Why is this tick movement framerate dependent?

LotionMyHotBod · July 14, 2024, 6:43pm

Context: This class takes in a TArray of structs that contains ISM component info and moves an ISM along a flow field. This tick function will eventually have to handle 100 ISM components & 1000s of instances. I thought that maybe the calculations within the tick are just too heavy, but even with 1 instance I can see the lower FPS client falling behind.

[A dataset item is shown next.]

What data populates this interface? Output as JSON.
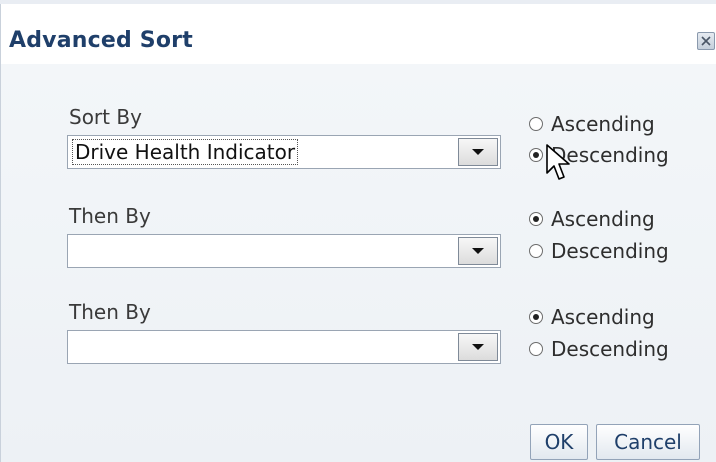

UnitMasterCPP.cpp (3.9 KB)
UnitMasterCPP.h (1.1 KB)

Any help would be appreciated.

LotionMyHotBod · July 14, 2024, 6:44pm

Here is my grid class and struct/enums as well for testing.
Grid.h (5.7 KB)
MyCustomEnums.h (1.0 KB)
MyCustomStructs.h (5.9 KB)
Grid.cpp (24.0 KB)
MyCustomEnums.cpp (112 Bytes)
MyCustomStructs.cpp (114 Bytes)

Summoning the framerate independent wizard @Chatouille =D

3dRaven · July 14, 2024, 7:04pm

@LotionMyHotBod

in UnitMasterCPP.cpp

  InstanceData.ISMComponent->UpdateInstanceTransform(InstanceData.Index, InstanceTransform, true, true, true);
InstanceData.ISMComponent->MarkRenderStateDirty();

is redundant, second passed in bool (true) is bMarkRenderStateDirty which in a later if statement calls MarkRenderStateDirty();

So at least part of a wasted cpu cycle. Looking further into optimizations.

Perhaps BatchUpdateInstancesTransforms would be a better fit for these operations?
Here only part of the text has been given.